Panoramic view of the Cuyahoga County Jail site in Garfield Heights. Photo: Courtesy of Cuyahoga County
Cuyahoga County finally took action Tuesday to secure funding for the controversial new jail in Garfield Heights.
Why it matters: The nearly $1 billion public project is the most expensive in county history and has been a fiasco since its inception.
- Officials have scrambled to greenlight financing, lest the costs continue to rise, all while being warned they may have already broken the law.
🛑 Catch up quick: Last month, Prosecutor Michael O'Malley ordered the county to halt all work on the jail, saying required approvals were skipped.
- State Auditor Keith Faber launched an investigation last week, raising the possibility of personal liability for Cuyahoga County Executive Chris Ronayne and county council members.
The intrigue: O'Malley's cease-and-desist prompted a key oversight meeting to obtain a vote on the project. But the meeting was scheduled last week, canceled, then rescheduled for Monday.
- In the interim, judges backed out of a $150 million side deal to renovate the downtown justice center after concerns that it looked like a quid pro quo.
The latest: The four-member oversight panel voted 3-0 on Monday to keep the project alive, with Sheriff Harold Pretel abstaining.

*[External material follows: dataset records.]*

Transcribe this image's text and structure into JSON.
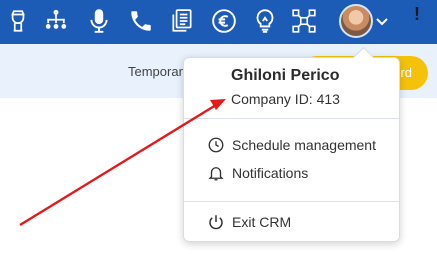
{
  "topbar": {
    "background": "#1c5bb6",
    "icons": [
      "building-icon",
      "org-chart-icon",
      "microphone-icon",
      "phone-icon",
      "documents-icon",
      "euro-icon",
      "lightbulb-icon",
      "network-icon"
    ],
    "avatar": "user-avatar",
    "alert_badge": "!"
  },
  "notice": {
    "text": "Temporar",
    "button_label": "rd",
    "button_color": "#f5c20b"
  },
  "user_menu": {
    "name": "Ghiloni Perico",
    "company_id": "Company ID: 413",
    "items": [
      {
        "label": "Schedule management",
        "icon": "clock-icon"
      },
      {
        "label": "Notifications",
        "icon": "bell-icon"
      },
      {
        "label": "Exit CRM",
        "icon": "power-icon"
      }
    ]
  },
  "annotation": {
    "arrow_color": "#e3191b"
  }
}
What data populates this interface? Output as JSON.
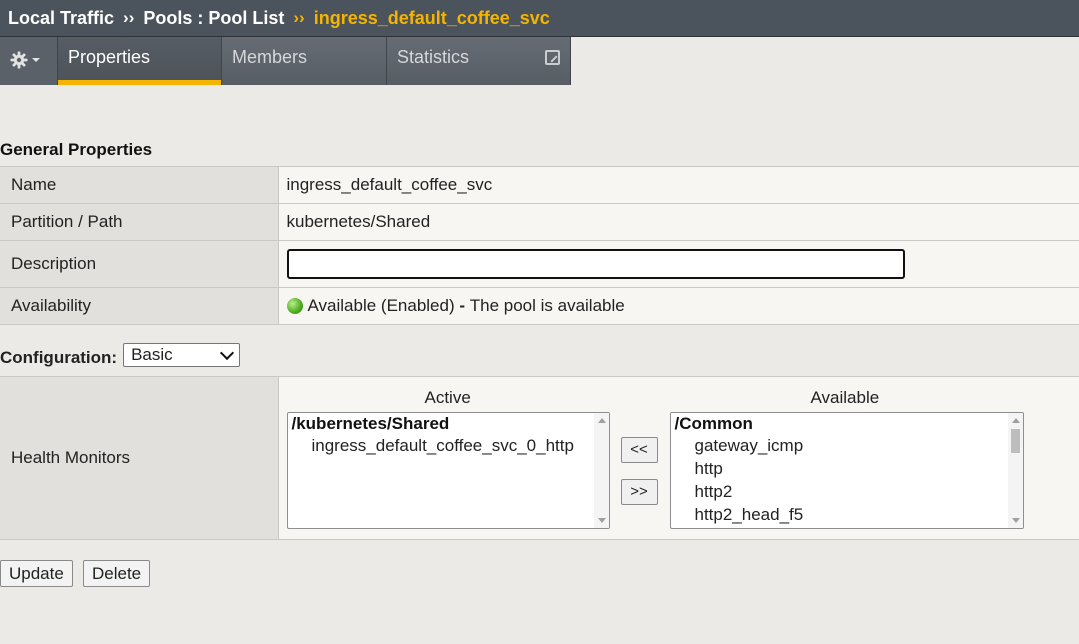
{
  "breadcrumb": {
    "items": [
      "Local Traffic",
      "Pools : Pool List"
    ],
    "separator": "››",
    "current": "ingress_default_coffee_svc"
  },
  "tabs": {
    "gear_menu": "gear-icon",
    "items": [
      {
        "label": "Properties",
        "active": true
      },
      {
        "label": "Members",
        "active": false
      },
      {
        "label": "Statistics",
        "active": false
      }
    ]
  },
  "general": {
    "title": "General Properties",
    "rows": {
      "name": {
        "label": "Name",
        "value": "ingress_default_coffee_svc"
      },
      "partition": {
        "label": "Partition / Path",
        "value": "kubernetes/Shared"
      },
      "description": {
        "label": "Description",
        "value": ""
      },
      "availability": {
        "label": "Availability",
        "status": "Available (Enabled)",
        "dash": " - ",
        "message": "The pool is available",
        "status_color": "#4caa1f"
      }
    }
  },
  "configuration": {
    "label": "Configuration:",
    "selected": "Basic"
  },
  "health_monitors": {
    "label": "Health Monitors",
    "active_title": "Active",
    "available_title": "Available",
    "active_group": "/kubernetes/Shared",
    "active_items": [
      "ingress_default_coffee_svc_0_http"
    ],
    "available_group": "/Common",
    "available_items": [
      "gateway_icmp",
      "http",
      "http2",
      "http2_head_f5"
    ],
    "move_left": "<<",
    "move_right": ">>"
  },
  "actions": {
    "update": "Update",
    "delete": "Delete"
  },
  "colors": {
    "accent": "#f4b400",
    "header_bg": "#4b535c"
  }
}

- County Council then voted Tuesday to borrow nearly $1 billion, locking in the project despite the ongoing investigation.
Friction point: County officials have argued, and the oversight panel agreed, that additional delays could push project costs well past $1 billion.
What they're saying: "This is not McDonald's hamburgers we're talking about," former deputy court administrator Christopher Russ, one of the voting panelists, said Monday, per NEOtrans.
- "We're talking taxpayer dollars. It could be $1 billion. If we wait any longer, it could be $1.2 billion. It could be $1.5 billion. I mean, those are staggering numbers."
Yes, but: The vote doesn't resolve the issue Faber is reviewing: whether earlier spending was illegal.
- If Faber determines the panel's Monday vote cannot legally be applied retroactively, county officials could be forced to repay funds personally.
The other side: The county was given 45 days to provide Faber with its perspective on compliance. County spokeswoman Kelly Woodard tells Axios the county has not yet submitted its response.
What's next: If all goes according to plan, the 900,000 square foot, 1,886-bed campus in Garfield Heights would open in the fall of 2029.